Ein Mie­ter, der in ange­mie­te­ten Räum­lich­kei­ten Ein- und Umbau­ten („Mie­ter­ein­bau­ten“) im eige­nen Namen vor­neh­men lässt, kann die ihm hier­für von Bau­hand­wer­kern in Rech­nung gestell­te Umsatz­steu­er im Fal­le einer ent­gelt­li­chen Wei­ter­lie­fe­rung an den Ver­mie­ter als Vor­steu­er abzie­hen. Eine Wei­ter­lie­fe­rung liegt jeden­falls dann vor, wenn er dem Ver­mie­ter nicht nur das zivil­recht­li­che Eigen­tum über­trägt, son­dern auch einen unmit­tel­bar von die­sem tat­säch­lich genutz­ten wirt­schaft­li­chen Vor­teil zuwen­det.

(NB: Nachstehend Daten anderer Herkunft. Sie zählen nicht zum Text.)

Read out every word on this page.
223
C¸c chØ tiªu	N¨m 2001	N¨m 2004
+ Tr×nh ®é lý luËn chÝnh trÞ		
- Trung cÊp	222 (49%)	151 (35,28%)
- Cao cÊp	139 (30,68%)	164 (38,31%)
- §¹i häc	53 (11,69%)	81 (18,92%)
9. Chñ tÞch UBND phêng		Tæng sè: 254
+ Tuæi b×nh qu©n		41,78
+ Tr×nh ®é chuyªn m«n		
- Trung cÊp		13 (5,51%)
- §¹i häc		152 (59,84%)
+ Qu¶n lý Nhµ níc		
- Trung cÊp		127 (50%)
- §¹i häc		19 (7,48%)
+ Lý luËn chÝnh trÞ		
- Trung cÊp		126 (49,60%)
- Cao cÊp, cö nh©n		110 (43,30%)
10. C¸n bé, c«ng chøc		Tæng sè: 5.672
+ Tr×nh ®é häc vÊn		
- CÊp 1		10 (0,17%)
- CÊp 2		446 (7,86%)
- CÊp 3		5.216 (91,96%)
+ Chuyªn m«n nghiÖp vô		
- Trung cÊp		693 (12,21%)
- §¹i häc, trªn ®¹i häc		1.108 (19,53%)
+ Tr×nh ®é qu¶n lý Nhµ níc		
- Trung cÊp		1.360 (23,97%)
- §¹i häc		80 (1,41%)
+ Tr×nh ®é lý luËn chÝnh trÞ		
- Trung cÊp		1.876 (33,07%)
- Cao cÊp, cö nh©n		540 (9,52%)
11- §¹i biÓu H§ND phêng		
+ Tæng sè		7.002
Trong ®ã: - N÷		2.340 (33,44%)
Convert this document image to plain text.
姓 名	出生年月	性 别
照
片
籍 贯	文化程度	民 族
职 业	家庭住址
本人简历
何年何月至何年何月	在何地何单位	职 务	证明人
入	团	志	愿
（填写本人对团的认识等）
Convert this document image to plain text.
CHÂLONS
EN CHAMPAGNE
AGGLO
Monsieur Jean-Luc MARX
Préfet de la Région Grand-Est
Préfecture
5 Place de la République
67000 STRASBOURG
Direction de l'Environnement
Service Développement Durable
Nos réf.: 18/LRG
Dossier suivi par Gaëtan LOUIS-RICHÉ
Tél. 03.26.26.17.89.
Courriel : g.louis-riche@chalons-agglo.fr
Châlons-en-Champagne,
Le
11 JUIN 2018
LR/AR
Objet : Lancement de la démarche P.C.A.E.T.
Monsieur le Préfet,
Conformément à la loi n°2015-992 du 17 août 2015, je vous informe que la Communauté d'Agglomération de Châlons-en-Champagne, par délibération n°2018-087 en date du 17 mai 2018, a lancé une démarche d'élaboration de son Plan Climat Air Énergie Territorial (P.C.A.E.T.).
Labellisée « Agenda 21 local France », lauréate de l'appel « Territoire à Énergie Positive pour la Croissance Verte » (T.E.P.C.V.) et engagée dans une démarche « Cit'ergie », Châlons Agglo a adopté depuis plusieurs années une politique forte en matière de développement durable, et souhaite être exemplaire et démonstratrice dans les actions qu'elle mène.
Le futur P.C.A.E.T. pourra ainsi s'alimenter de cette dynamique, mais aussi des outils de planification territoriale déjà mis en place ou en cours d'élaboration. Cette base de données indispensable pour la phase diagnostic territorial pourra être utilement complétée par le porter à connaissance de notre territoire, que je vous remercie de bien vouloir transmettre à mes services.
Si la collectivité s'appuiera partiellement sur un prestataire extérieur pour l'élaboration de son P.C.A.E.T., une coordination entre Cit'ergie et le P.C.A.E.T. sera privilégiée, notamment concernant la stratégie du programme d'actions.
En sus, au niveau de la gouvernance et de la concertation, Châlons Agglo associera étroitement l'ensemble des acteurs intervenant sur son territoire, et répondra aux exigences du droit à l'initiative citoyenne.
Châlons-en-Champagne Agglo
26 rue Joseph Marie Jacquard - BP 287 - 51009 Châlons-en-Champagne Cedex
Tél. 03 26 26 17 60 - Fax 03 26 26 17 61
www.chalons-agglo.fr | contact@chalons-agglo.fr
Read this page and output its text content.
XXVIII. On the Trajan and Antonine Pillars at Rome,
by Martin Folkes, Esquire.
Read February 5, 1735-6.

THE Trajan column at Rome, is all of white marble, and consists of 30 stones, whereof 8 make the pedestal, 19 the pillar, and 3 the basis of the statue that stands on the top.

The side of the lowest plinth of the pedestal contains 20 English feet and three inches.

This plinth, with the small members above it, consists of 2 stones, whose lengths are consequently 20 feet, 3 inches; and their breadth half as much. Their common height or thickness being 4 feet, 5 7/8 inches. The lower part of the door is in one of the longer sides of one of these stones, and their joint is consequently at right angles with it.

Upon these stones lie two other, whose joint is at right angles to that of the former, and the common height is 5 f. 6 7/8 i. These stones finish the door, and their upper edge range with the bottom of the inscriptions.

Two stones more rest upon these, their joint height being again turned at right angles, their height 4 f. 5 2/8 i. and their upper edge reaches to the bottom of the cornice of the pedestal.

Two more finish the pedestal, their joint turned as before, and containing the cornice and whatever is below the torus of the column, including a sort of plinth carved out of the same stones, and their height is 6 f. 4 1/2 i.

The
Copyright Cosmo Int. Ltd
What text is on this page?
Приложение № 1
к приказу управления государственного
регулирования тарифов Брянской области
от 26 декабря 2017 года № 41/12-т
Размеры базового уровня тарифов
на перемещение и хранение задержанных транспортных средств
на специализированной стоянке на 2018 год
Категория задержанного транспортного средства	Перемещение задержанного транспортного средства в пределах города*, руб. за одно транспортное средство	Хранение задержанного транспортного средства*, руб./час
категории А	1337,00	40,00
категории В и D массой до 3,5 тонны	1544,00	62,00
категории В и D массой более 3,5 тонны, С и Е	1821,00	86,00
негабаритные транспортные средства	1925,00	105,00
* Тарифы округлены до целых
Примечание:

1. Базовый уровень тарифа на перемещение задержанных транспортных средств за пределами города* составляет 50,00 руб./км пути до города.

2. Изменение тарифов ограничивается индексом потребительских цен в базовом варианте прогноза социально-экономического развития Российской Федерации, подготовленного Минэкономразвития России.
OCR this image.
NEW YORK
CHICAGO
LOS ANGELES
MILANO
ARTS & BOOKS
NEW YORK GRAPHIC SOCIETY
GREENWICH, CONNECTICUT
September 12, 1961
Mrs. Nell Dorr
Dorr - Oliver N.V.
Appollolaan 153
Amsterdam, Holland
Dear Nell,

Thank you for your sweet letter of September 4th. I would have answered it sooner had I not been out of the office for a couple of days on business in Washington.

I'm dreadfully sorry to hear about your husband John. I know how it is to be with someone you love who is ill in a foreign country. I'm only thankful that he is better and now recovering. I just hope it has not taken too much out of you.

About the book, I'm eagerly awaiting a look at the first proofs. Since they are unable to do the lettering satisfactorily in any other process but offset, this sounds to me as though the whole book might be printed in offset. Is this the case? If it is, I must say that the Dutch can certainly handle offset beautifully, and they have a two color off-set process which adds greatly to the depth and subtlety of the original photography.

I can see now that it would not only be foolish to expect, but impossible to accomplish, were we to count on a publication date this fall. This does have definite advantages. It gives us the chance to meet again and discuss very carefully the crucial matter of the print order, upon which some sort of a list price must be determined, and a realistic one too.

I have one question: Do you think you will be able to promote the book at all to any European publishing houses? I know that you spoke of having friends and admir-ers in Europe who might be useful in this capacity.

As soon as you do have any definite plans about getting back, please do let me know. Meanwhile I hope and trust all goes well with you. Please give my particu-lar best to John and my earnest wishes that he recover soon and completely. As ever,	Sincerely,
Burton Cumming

Vor­steu­er­ab­zug aus Mie­ter­ein­bau­ten

Nach § 15 Abs. 1 Satz 1 Nr. 1 UStG kann ein Unter­neh­mer die gesetz­lich geschul­de­te Steu­er für Lie­fe­run­gen und sons­ti­ge Leis­tun­gen, die von einem ande­ren Unter­neh­mer für sein Unter­neh­men aus­ge­führt wor­den sind, als Vor­steu­er abzie­hen. Aus­ge­schlos­sen ist der Vor­steu­er­ab­zug nach § 15 Abs. 2 Satz 1 Nr. 1 UStG für Leis­tun­gen, die der Unter­neh­mer für steu­er­freie Umsät­ze ver­wen­det. Uni­ons­recht­lich beruht dies auf Art. 168 Buchst. a der Richt­li­nie 2006/​112/​EG des Rates vom 28.11.2006 über das gemein­sa­me Mehr­wert­steu­er­sys­tem (MwSt­Sys­tRL). Danach ist der Steu­er­pflich­ti­ge (Unter­neh­mer), der Gegen­stän­de und Dienst­leis­tun­gen für Zwe­cke sei­ner besteu­er­ten Umsät­ze ver­wen­det, befugt, die im Inland geschul­de­te oder ent­rich­te­te Mehr­wert­steu­er für Gegen­stän­de und Dienst­leis­tun­gen, die ihm von einem ande­ren Steu­er­pflich­ti­gen gelie­fert oder erbracht wer­den, von der von ihm geschul­de­ten Steu­er abzu­zie­hen.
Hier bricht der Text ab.